A merger of two of Australia's largest pathology providers is dead in the water after the regulator blocked the move, citing fears it would lessen competition.
Shortly after the Australian Competition and Consumer Commission's announcement on Friday, Australian Clinical Labs said it did not want to go ahead with its acquisition of Healius anyway, due to the latter's recent poor financial performance and underwhelming earnings guidance.
"These factors have resulted in the Healius share price declining by 45 per cent since ACL announced its intention to make the offer on 20 March 2023," the company said in a statement to the Australian stock exchange.
The board no longer believed the offer of 0.74 ACL shares for each Healius share reflected the relative contribution that each party would bring to the merged company, the statement said.
But the board still believed a merger was compelling and "the two companies have the potential to be worth significantly more together than as standalone entities".
Standing in the way of any renewed takeover bid, however, is the ACCC's ruling.
"We consider that the proposed acquisition would be likely to result in a substantial lessening of competition as it would combine two of the three largest providers of pathology services in Australia, further consolidating already-concentrated markets," ACCC commissioner Stephen Ridgeway said.
Combined, the companies would operate more than half the country's approved pathology collection centres.

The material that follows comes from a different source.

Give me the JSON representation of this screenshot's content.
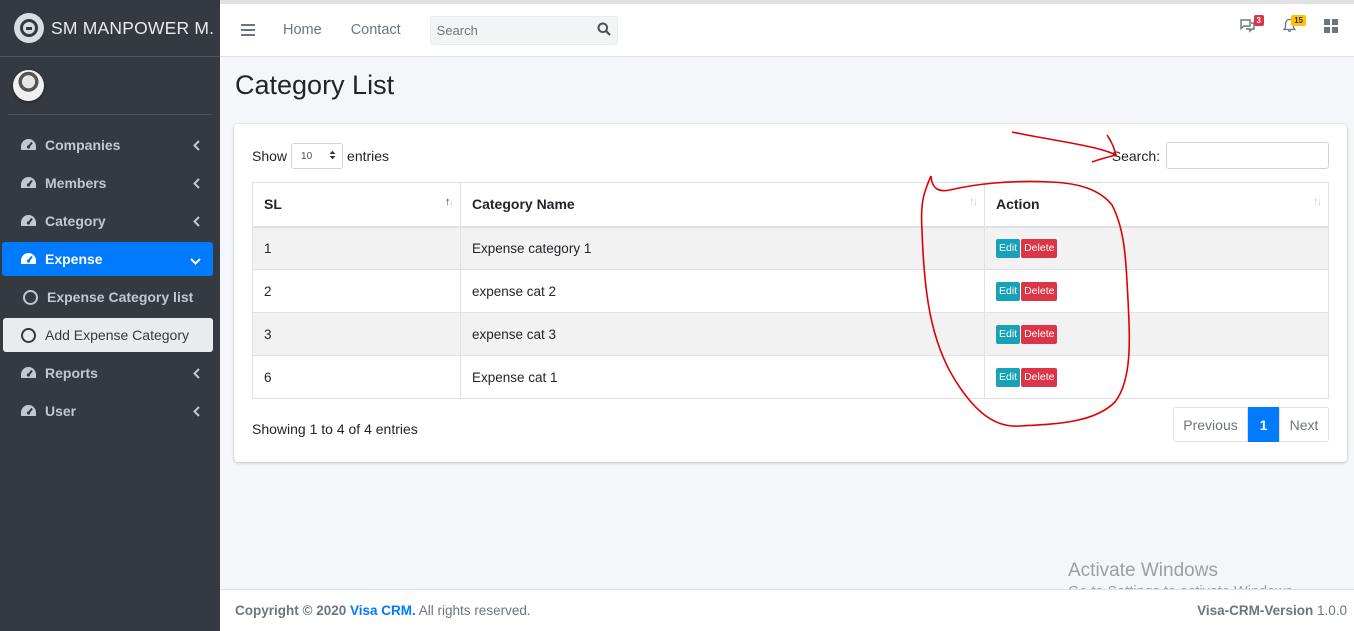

In some regions, they are the only providers available.
"We’re concerned that the proposed acquisition would impact patients and their referring doctors, potentially through longer turnaround times, shorter collection centre opening hours, reduced support for medical practitioners and increased prices for patients via increased private billing," Mr Ridgeway said.
ACL said the ACCC's decision was disappointing, but not unexpected, and maintained the merger would not substantially lessen competition.

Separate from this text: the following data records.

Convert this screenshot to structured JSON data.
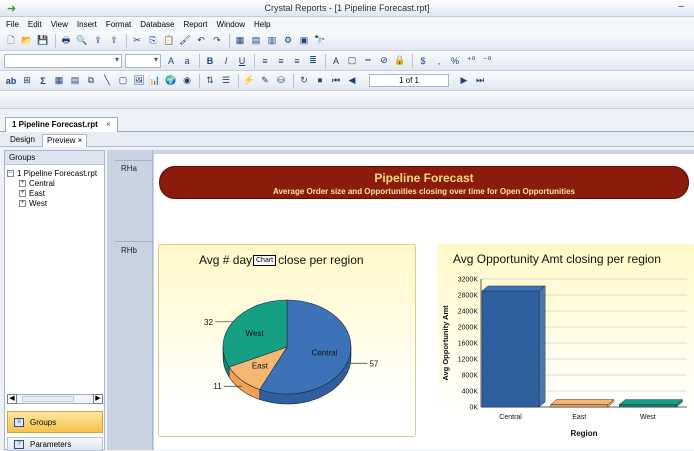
{
  "window": {
    "title": "Crystal Reports - [1 Pipeline Forecast.rpt]",
    "minimize": "–"
  },
  "menu": [
    "File",
    "Edit",
    "View",
    "Insert",
    "Format",
    "Database",
    "Report",
    "Window",
    "Help"
  ],
  "toolbar": {
    "page_indicator": "1 of 1"
  },
  "document_tab": {
    "label": "1 Pipeline Forecast.rpt",
    "close": "×"
  },
  "view_tabs": {
    "design": "Design",
    "preview": "Preview ×"
  },
  "left_panel": {
    "header": "Groups",
    "root": "1 Pipeline Forecast.rpt",
    "items": [
      "Central",
      "East",
      "West"
    ],
    "groups_button": "Groups",
    "parameters_button": "Parameters"
  },
  "sections": {
    "rha": "RHa",
    "rhb": "RHb"
  },
  "banner": {
    "title": "Pipeline Forecast",
    "subtitle": "Average Order size and Opportunities closing over time for Open Opportunities"
  },
  "tooltip": "Chart",
  "colors": {
    "central": "#2f5f9e",
    "central_top": "#3d72b8",
    "east": "#f2a054",
    "east_top": "#f7b672",
    "west": "#11866b",
    "west_top": "#16a083",
    "banner": "#8b1b0a"
  },
  "chart_data": [
    {
      "type": "pie",
      "title_left": "Avg # day",
      "title_right": "close per region",
      "categories": [
        "Central",
        "East",
        "West"
      ],
      "values": [
        57,
        11,
        32
      ],
      "labels": [
        {
          "category": "Central",
          "text": "Central"
        },
        {
          "category": "East",
          "text": "East"
        },
        {
          "category": "West",
          "text": "West"
        }
      ]
    },
    {
      "type": "bar",
      "title": "Avg Opportunity Amt closing per region",
      "xlabel": "Region",
      "ylabel": "Avg Opportunity Amt",
      "categories": [
        "Central",
        "East",
        "West"
      ],
      "values": [
        2900,
        60,
        60
      ],
      "ylim": [
        0,
        3200
      ],
      "ytick_labels": [
        "0K",
        "400K",
        "800K",
        "1200K",
        "1600K",
        "2000K",
        "2400K",
        "2800K",
        "3200K"
      ],
      "grid": true
    }
  ]
}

The company had offered to divest a package of collection centres across regional Victoria, Perth, and the Northern Territory, but this failed to mollify the watchdog.
ACL could offer further divestments to try convince the regulator or challenge its ruling directly in the Federal Court.
RBC Capital Markets analyst Craig Wong-Pan ascribed a low probability to the transaction going ahead, given the ACCC's concerns, the extent of undertakings that would be required to win the regulator's approval and difficulties the parties would have in finding agreeable terms.
Healius' share price had plunged 2.5 per cent to $1.48 by 2pm.